#168
Cette échappée cauchemardesque
n'a pas été sans conséquence une fois ma conscience retrouvée...
Suis-je à présent toujours vivant ? Ou bien aurais-je jusque-là
vécu dans un rêve dont la mort vient de me réveiller ? Dans le doute, j'ai ressenti le
besoin de retourner dans la cour du cimetière, comme pour vérifier
que ce qui venait de se passer n'était là qu'un songe angoissant
dont on se réveille en sueur, aussi soulagé que désemparé,
espérant qu'il n'était en rien prémonitoire...
En poussant la porte grillagée,
je découvre dans la nuit qui tombe une gigantesque pile de livres
sur un bûcher devant lequel le jeune homme en kesa noir est assis,
un flambeau planté à côté de lui, lisant à la lueur du feu
chaque livre l'un après l'autre.

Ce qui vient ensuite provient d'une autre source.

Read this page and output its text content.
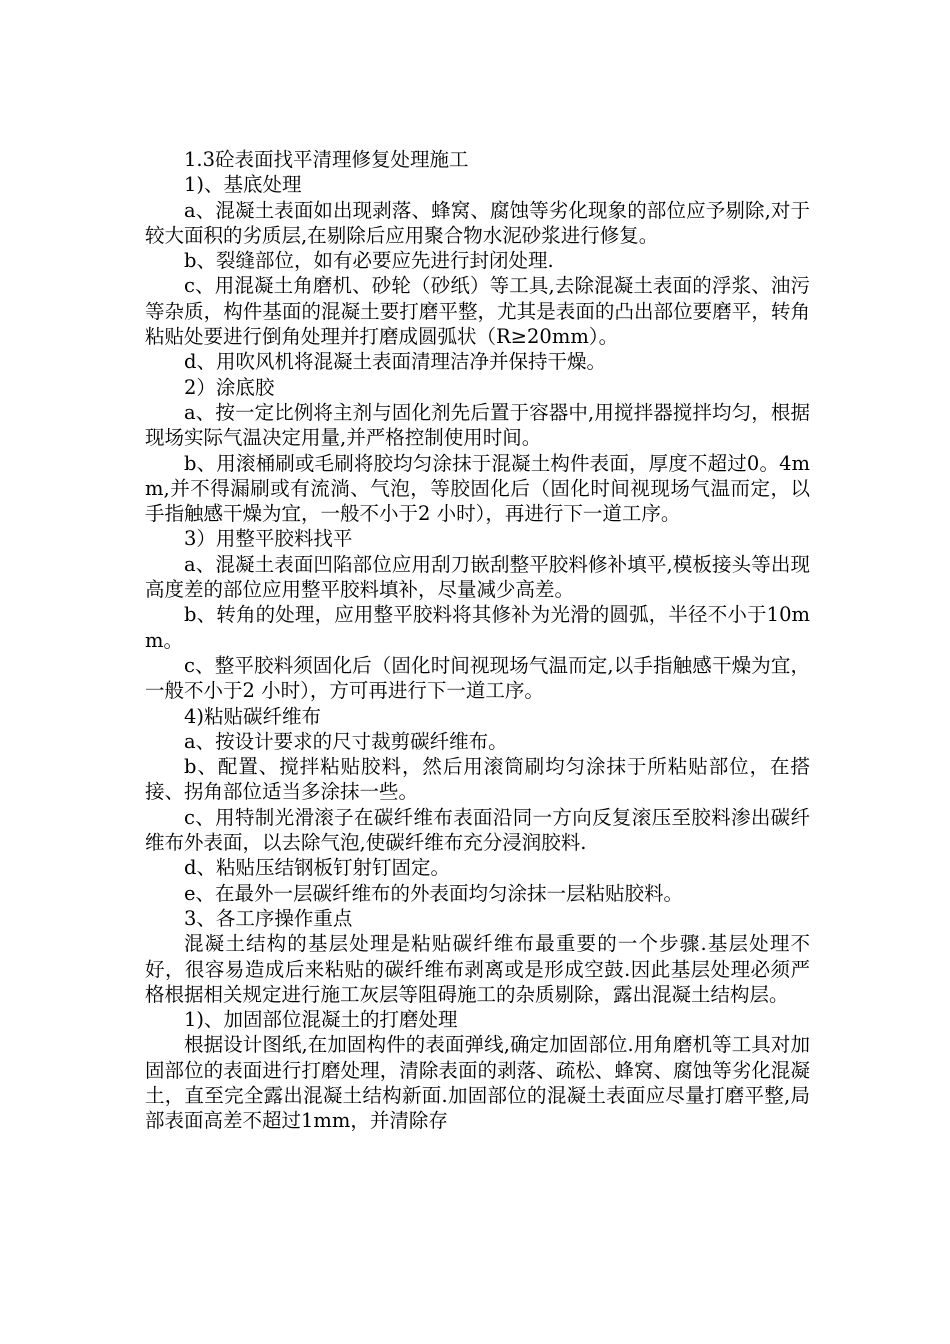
1.3砼表面找平清理修复处理施工

1)、基底处理

a、混凝土表面如出现剥落、蜂窝、腐蚀等劣化现象的部位应予剔除,对于较大面积的劣质层,在剔除后应用聚合物水泥砂浆进行修复。

b、裂缝部位，如有必要应先进行封闭处理.

c、用混凝土角磨机、砂轮（砂纸）等工具,去除混凝土表面的浮浆、油污等杂质，构件基面的混凝土要打磨平整，尤其是表面的凸出部位要磨平，转角粘贴处要进行倒角处理并打磨成圆弧状（R≥20mm）。

d、用吹风机将混凝土表面清理洁净并保持干燥。

2）涂底胶

a、按一定比例将主剂与固化剂先后置于容器中,用搅拌器搅拌均匀，根据现场实际气温决定用量,并严格控制使用时间。

b、用滚桶刷或毛刷将胶均匀涂抹于混凝土构件表面，厚度不超过0。4mm,并不得漏刷或有流淌、气泡，等胶固化后（固化时间视现场气温而定，以手指触感干燥为宜，一般不小于2 小时），再进行下一道工序。

3）用整平胶料找平

a、混凝土表面凹陷部位应用刮刀嵌刮整平胶料修补填平,模板接头等出现高度差的部位应用整平胶料填补，尽量减少高差。

b、转角的处理，应用整平胶料将其修补为光滑的圆弧，半径不小于10mm。

c、整平胶料须固化后（固化时间视现场气温而定,以手指触感干燥为宜，一般不小于2 小时），方可再进行下一道工序。

4)粘贴碳纤维布

a、按设计要求的尺寸裁剪碳纤维布。

b、配置、搅拌粘贴胶料，然后用滚筒刷均匀涂抹于所粘贴部位，在搭接、拐角部位适当多涂抹一些。

c、用特制光滑滚子在碳纤维布表面沿同一方向反复滚压至胶料渗出碳纤维布外表面，以去除气泡,使碳纤维布充分浸润胶料.

d、粘贴压结钢板钉射钉固定。

e、在最外一层碳纤维布的外表面均匀涂抹一层粘贴胶料。

3、各工序操作重点

混凝土结构的基层处理是粘贴碳纤维布最重要的一个步骤.基层处理不好，很容易造成后来粘贴的碳纤维布剥离或是形成空鼓.因此基层处理必须严格根据相关规定进行施工灰层等阻碍施工的杂质剔除，露出混凝土结构层。

1)、加固部位混凝土的打磨处理

根据设计图纸,在加固构件的表面弹线,确定加固部位.用角磨机等工具对加固部位的表面进行打磨处理，清除表面的剥落、疏松、蜂窝、腐蚀等劣化混凝土，直至完全露出混凝土结构新面.加固部位的混凝土表面应尽量打磨平整,局部表面高差不超过1mm，并清除存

Il n'est d'ailleurs plus vêtu de
son kesa habituel, mais d'une sorte de tenue de cérémonie.
Comme dans mon rêve, de nombreux
trous jonchent le sol et je comprends à la vue de ses vêtements
plein de terre qu'il vient lui-même de profaner les sépultures afin
d'y déterrer les livres des anciens condamnés à écrire à mort.
Et pour une raison que je ne saurai comprendre, il semble les lire
une dernière fois avant de les jeter au bûcher.
Il est resté des heures ainsi, à
lire ceux qu'il avait lui même enterrés. Je n'ai osé
l'interrompre, ni même m'approcher de lui. Je le regarde à son insu
comme par le trou d'une serrure mais j'ai le sentiment qu'il sait que
je suis là et que cet étrange autodafé m'est indirectement
destiné.
Une fois terminé, il se saisit du
flambeau et met le feu à ses lectures.
La fumée des livres qui brûlent n'est pas une fumée comme une autre, elle semble contenir le souffle des voix murmurant une dernière fois leur droit au silence, à l'oubli...
La fumée des livres qui brûlent n'est pas une fumée comme une autre, elle semble contenir le souffle des voix murmurant une dernière fois leur droit au silence, à l'oubli...
Il est resté debout, fixant le
feu d'un regard illisible, comme s'il était à la fois soulagé et
terrifié d'avoir résolu aussi simplement l'énigme de toute une
vie.
Les flammes dans le vent éclairent
son visage comme jamais auparavant. Leurs mouvements contradictoires
lui donnent un âge indéterminé. Je crois d'abord voir en lui un
enfant, comme si l'enfance s'était arrêtée sur son visage et que
les drames du temps n'étaient passés que dans ses yeux... Et puis à
peine quelques secondes après, le reflet du feu est tout autre, et
c'est le visage dévasté d'un vieillard que j'aperçois, un
vieillard ayant des faux airs d'innocence, de nouveau né...
Soudain, (je n'en suis pas
certain), je crois l'avoir entendu dire à voix haute comme
poursuivant le silence de sa pensée :
... le feu ne décide de rien...
la décision nous revient...
À ces mots, il a esquissé le
semblant d'un sourire aussitôt disparu dans l'air de quelques larmes
jamais venues. Puis son regard s'est durci, on aurait dit celui d'une
pierre. Et ce regard ne l'a plus quitté...
C'est avec ce regard là qu'il fit
un premier pas, puis un autre... et encore un autre... comme si rien,
pas même la peur, ne pouvait détourner ses yeux de cette
décision...
...et sans même se retourner, il disparût ainsi... au cœur des flammes.